Breaking News: The "Real" Balloon Boy 911 Call!

How do I know the Balloon Boy saga was a hoax? The mom's "frantic" 911 call tells all. Here's a more accurate version...

Dispatcher: And so it was an experimental plane?
Mayumi Heene: It's a flying saucer.
Really,
a "flying saucer"? Sure sounds like Mayumi is touting her husband's
invention. Perhaps gearing up for some Heene Family Flying Saucer™
merchandising. She also never asks the 911 operator to take any action to
save her son -- kind of important when your youngest child is allegedly
soaring through the air at 10 knots.
If the disappearance of her
youngest son was a genuine emergency situation, I believe the call
would've gone like this instead:
Dispatcher: And so it was an experimental plane?
Mayumi Heene:
I don't know what the f**k it is, all I know is my goddamn husband made
it and I'm going to kill him if anything happens to my baby. Send
somebody up there NOW!!
Dispatcher: Your husband made it? Where is he?
Mayumi Heene:
I don't give a sh*t!! All I want is my baby back. I told that storm
chasing bastard it wasn't safe to have that friggin' Jiffy Pop thing
tethered in the backyard with our kids around, but did he listen?

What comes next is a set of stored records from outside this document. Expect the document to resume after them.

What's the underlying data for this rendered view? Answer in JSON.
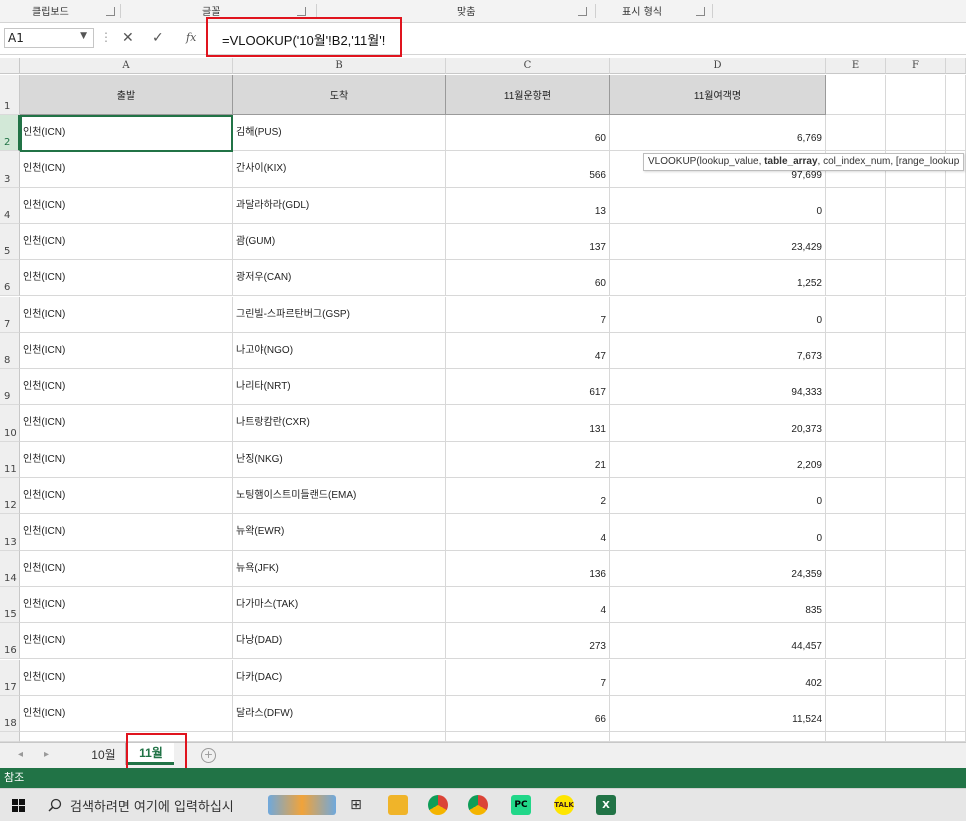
{
  "ribbon": {
    "groups": [
      "클립보드",
      "글꼴",
      "맞춤",
      "표시 형식"
    ]
  },
  "formula_bar": {
    "name_box": "A1",
    "formula": "=VLOOKUP('10월'!B2,'11월'!"
  },
  "tooltip": {
    "prefix": "VLOOKUP(lookup_value, ",
    "bold": "table_array",
    "suffix": ", col_index_num, [range_lookup"
  },
  "columns": [
    "A",
    "B",
    "C",
    "D",
    "E",
    "F"
  ],
  "headers": [
    "출발",
    "도착",
    "11월운항편",
    "11월여객명"
  ],
  "rows": [
    {
      "n": "1"
    },
    {
      "n": "2",
      "a": "인천(ICN)",
      "b": "김해(PUS)",
      "c": "60",
      "d": "6,769"
    },
    {
      "n": "3",
      "a": "인천(ICN)",
      "b": "간사이(KIX)",
      "c": "566",
      "d": "97,699"
    },
    {
      "n": "4",
      "a": "인천(ICN)",
      "b": "과달라하라(GDL)",
      "c": "13",
      "d": "0"
    },
    {
      "n": "5",
      "a": "인천(ICN)",
      "b": "괌(GUM)",
      "c": "137",
      "d": "23,429"
    },
    {
      "n": "6",
      "a": "인천(ICN)",
      "b": "광저우(CAN)",
      "c": "60",
      "d": "1,252"
    },
    {
      "n": "7",
      "a": "인천(ICN)",
      "b": "그린빌-스파르탄버그(GSP)",
      "c": "7",
      "d": "0"
    },
    {
      "n": "8",
      "a": "인천(ICN)",
      "b": "나고야(NGO)",
      "c": "47",
      "d": "7,673"
    },
    {
      "n": "9",
      "a": "인천(ICN)",
      "b": "나리타(NRT)",
      "c": "617",
      "d": "94,333"
    },
    {
      "n": "10",
      "a": "인천(ICN)",
      "b": "나트랑캄란(CXR)",
      "c": "131",
      "d": "20,373"
    },
    {
      "n": "11",
      "a": "인천(ICN)",
      "b": "난징(NKG)",
      "c": "21",
      "d": "2,209"
    },
    {
      "n": "12",
      "a": "인천(ICN)",
      "b": "노팅햄이스트미들랜드(EMA)",
      "c": "2",
      "d": "0"
    },
    {
      "n": "13",
      "a": "인천(ICN)",
      "b": "뉴왁(EWR)",
      "c": "4",
      "d": "0"
    },
    {
      "n": "14",
      "a": "인천(ICN)",
      "b": "뉴욕(JFK)",
      "c": "136",
      "d": "24,359"
    },
    {
      "n": "15",
      "a": "인천(ICN)",
      "b": "다가마스(TAK)",
      "c": "4",
      "d": "835"
    },
    {
      "n": "16",
      "a": "인천(ICN)",
      "b": "다낭(DAD)",
      "c": "273",
      "d": "44,457"
    },
    {
      "n": "17",
      "a": "인천(ICN)",
      "b": "다카(DAC)",
      "c": "7",
      "d": "402"
    },
    {
      "n": "18",
      "a": "인천(ICN)",
      "b": "달라스(DFW)",
      "c": "66",
      "d": "11,524"
    }
  ],
  "sheet_tabs": [
    "10월",
    "11월"
  ],
  "active_tab": "11월",
  "status_text": "참조",
  "taskbar": {
    "search_placeholder": "검색하려면 여기에 입력하십시",
    "icons": [
      "windows-start",
      "search",
      "cortana",
      "task-view",
      "file-explorer",
      "chrome",
      "chrome-alt",
      "pycharm",
      "kakaotalk",
      "excel"
    ]
  },
  "colors": {
    "excel_green": "#217346",
    "highlight_red": "#e0141e",
    "header_fill": "#d9d9d9"
  }
}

Please, send somebody up there NOW!!
Dispatcher: So what happened exactly?
Mayumi Heene: My kid crawled into his stupid "hobby" and it flew away. Please, please, send somebody up there NOW!!
Dispatcher: Ma'am, can I speak to your husband?
Mayumi Heene: No. In fact, I want to go on "Wife Swap" again and this time really
swap with someone so I don't have to spend another day with my media
whore husband. I'm begging you, send somebody up there NOW!!